A chill seeped into her already trembling limbs. Each panicked breath spun her dark world and took her stomach along for the ride. She needed air. She needed light. She needed Rafe.
A cool drop of water brushed across her forehead right around the time she registered the soft coo of a voice. One painful centimeter at a time, Penny’s eyes opened. It took a few blinks and a minute or two for the blurry images surrounding her to come into focus. And when they did, she had no clue as to where she was.
Sheets of roughly cut timber formed four walls, and a thatched roof, inlaid with remnants of jungle brush, allowed for a few scarce rays of sunlight to slip through the gaps. A rotund woman dressed in dingy Western-style clothes stood in front of an open-flame fire pit, her back turned.
A soft giggle redirected Penny’s gaze to the source of the cool water and soft touch. No older than three, a curly-haired little girl holding a damp rag excitedly turned to the woman, the words they exchanged sounding similar to Spanish.
“Go, child.” The woman ushered the little girl from the hut. “Fetch him.”
Penny tried forcing her throat to work. “Where am—”
“Shh,” the older woman hushed, brushing the cool rag over her brow. “Sleep.”
She must’ve obeyed, because it felt like only a second had passed when her eyes flew open at the sound of a loud crash. Rafe’s broad shoulders filled the width of the doorway, his sapphire gaze locked on hers. He’d shed the clothes from the jungle but looked no less lethal in a basic dark shirt and frayed cargo pants. The circles beneath his eyes made him look haggard and tired, but he was still the best thing she’d seen in forever.
She didn’t register the soft sob as hers until in three long strides, Rafe was by her side, palming her face between his hands and drying her tears with his thumbs.
“What’s wrong? Are you in pain?” Concern weighted down his every word.
Penny cleared her throat and winced from the trail of fire that zipped down her leg. “I’m okay.”
And she was—now that he was here.
Rafe’s shoulders dropped their stiffness as he slowly scanned every inch of her face. He brushed a strand of hair from her cheek, making her eyes open again. A healthy dose of worried relief was etched in every line of his face. “Okay is right up there with fine. Jesus Christ, Red. You scared me shitless.”
“I’m sorry.”
“You should be. You sure you’re feeling—”
“Fine?” Penny teased weakly. Rafe didn’t smile. He looked a second away from giving her a gentle throttle with his bare hands. “I’m a little headachy and a whole lot sore, but I’ve felt worse when I had the flu.”

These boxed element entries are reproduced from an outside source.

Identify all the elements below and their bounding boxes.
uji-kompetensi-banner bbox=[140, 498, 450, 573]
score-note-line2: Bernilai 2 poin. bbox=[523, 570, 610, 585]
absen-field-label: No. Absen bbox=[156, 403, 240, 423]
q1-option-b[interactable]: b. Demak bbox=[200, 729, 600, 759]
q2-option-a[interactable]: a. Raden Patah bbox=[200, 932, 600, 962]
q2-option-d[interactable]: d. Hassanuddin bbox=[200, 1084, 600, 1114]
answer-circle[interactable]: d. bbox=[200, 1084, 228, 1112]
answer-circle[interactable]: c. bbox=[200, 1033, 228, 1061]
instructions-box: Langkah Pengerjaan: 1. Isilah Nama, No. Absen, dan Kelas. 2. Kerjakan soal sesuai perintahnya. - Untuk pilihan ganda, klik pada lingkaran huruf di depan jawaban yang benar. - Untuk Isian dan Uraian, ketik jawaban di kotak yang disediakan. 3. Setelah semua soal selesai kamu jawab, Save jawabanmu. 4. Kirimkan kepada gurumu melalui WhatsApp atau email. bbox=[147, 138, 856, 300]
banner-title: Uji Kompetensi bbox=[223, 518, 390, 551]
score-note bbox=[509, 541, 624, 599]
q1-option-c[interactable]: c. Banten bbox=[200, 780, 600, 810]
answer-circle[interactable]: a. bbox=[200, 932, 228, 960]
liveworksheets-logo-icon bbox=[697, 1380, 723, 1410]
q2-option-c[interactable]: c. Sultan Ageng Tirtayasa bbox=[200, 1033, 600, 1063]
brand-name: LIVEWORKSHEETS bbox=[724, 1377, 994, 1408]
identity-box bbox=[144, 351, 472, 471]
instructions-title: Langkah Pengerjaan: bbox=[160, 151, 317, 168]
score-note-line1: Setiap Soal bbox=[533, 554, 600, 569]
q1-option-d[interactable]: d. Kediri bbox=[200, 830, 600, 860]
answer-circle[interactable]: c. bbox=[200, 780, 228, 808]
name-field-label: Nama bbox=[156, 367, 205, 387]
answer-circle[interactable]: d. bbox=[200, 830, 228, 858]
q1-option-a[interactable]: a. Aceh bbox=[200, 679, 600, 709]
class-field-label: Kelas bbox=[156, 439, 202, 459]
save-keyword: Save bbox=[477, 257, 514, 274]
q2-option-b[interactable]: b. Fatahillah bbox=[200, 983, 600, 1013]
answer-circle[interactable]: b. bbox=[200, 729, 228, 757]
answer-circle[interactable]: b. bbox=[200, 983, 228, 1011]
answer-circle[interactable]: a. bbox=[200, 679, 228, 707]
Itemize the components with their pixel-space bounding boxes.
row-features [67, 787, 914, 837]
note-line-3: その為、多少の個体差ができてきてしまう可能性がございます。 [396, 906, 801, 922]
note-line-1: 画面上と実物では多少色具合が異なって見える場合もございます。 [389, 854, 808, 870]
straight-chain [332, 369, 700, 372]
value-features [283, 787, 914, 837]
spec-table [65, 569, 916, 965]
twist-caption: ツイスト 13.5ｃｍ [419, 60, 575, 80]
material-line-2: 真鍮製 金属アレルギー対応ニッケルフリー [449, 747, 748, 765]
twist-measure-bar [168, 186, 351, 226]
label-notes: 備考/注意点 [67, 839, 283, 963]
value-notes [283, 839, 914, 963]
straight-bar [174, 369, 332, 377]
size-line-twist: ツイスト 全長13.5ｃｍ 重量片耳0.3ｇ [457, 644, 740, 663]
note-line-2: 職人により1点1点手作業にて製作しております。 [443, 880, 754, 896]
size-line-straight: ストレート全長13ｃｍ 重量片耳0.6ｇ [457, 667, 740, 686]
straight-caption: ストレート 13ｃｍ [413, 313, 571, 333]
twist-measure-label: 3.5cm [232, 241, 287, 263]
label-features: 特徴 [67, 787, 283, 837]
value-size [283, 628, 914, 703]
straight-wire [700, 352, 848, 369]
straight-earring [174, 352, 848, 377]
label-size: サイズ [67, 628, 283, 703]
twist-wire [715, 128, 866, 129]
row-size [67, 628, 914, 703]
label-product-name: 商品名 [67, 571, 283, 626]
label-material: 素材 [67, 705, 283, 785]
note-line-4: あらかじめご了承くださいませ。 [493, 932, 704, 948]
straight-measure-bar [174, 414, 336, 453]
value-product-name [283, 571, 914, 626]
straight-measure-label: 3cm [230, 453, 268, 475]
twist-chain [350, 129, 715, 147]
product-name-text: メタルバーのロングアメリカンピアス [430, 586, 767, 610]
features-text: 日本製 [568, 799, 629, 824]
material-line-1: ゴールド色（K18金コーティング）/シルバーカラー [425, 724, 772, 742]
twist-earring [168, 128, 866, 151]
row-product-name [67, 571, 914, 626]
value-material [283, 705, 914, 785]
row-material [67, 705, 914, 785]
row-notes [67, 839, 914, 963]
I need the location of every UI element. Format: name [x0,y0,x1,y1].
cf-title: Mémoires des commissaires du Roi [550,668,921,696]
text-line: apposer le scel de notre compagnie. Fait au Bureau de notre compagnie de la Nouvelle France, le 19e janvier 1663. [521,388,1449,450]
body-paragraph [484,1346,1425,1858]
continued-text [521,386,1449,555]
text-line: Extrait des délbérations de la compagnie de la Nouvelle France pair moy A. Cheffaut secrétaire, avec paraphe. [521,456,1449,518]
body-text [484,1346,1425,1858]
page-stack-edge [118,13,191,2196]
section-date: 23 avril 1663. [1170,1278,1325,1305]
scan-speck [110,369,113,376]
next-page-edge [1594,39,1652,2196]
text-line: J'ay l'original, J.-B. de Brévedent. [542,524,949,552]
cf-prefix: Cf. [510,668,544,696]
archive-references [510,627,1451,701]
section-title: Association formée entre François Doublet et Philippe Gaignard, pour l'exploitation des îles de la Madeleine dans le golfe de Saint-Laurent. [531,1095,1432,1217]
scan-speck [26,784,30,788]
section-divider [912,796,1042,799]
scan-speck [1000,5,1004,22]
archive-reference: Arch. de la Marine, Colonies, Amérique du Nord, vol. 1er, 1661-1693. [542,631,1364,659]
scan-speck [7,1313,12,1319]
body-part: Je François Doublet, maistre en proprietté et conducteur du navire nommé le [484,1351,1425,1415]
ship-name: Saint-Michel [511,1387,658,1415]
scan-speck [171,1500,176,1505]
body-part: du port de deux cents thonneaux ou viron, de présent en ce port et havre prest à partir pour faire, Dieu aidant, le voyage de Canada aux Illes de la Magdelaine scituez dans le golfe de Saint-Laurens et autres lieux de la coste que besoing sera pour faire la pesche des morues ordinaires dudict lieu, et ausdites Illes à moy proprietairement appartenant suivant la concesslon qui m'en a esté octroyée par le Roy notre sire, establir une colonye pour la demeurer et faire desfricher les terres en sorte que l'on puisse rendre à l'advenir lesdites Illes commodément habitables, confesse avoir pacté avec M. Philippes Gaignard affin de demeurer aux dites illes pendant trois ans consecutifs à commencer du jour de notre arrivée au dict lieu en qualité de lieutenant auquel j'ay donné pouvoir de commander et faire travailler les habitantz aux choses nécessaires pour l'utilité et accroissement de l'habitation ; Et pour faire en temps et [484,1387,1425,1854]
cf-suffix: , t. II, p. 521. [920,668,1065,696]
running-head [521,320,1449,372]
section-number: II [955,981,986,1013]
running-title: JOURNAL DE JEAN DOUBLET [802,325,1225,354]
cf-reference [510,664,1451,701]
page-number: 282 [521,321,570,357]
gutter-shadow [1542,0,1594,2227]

“Good. Because I’d hate to spank your ass if you were still feeling under the weather.” Rafe scrubbed his face and released a heavy sigh. “This has officially been the longest three days of my fucking life. I think I aged ten years.”
Engrossed by the way his thumb brushed over the curve of her chin, it took her a moment to register his words. “Three days?”
Rafe leaned until their faces were less than an inch apart, giving her an up-close view of the exhaustion lurking in his eyes. “Three. Agonizing. Days. And I think we both know how this could’ve been avoided. You should’ve told me you were hurt.”
“At first there wasn’t any time, and then I cleaned it as best as I could and even used the antibiotic ointment from the bug-out bag. I didn’t think it was anything serious. It was just a scratch.”
“In the jungle, there’s no such thing as just a scratch. We were lucky Rosita’s the medicine woman of the village. She took one look at your leg and sent the men back into the jungle for supplies.”
Both she and Rafe watched soberly as Rosita removed a layer of green leaf bandages from her upper thigh. Red and raw, the skin around the gash hurt like hell but looked marginally better to her own untrained eyes. Penny turned her attention to Rafe, his silence unnerving her more than the fierce tightening of his jaw.
He watched the older woman slather the wound with an ointment that stank more than an overused gym sock and rewrapped it with a fresh batch of leaves. When Rosita finished, she gave them both a smile and left them with an “I’ll leave you alone with your wife.”
It took a moment for Penny to translate the words. At her look of confusion, Rafe explained, “They made the assumption from the way they found us.”
“What do you mean the way they found us?”
“Both half-naked and just about to—”
“Oh. My. God.” A rush of memories made her cheeks go crimson.
Rafe chuckled, not looking the least bit flustered. “Yeah, you may have said that a few times already.”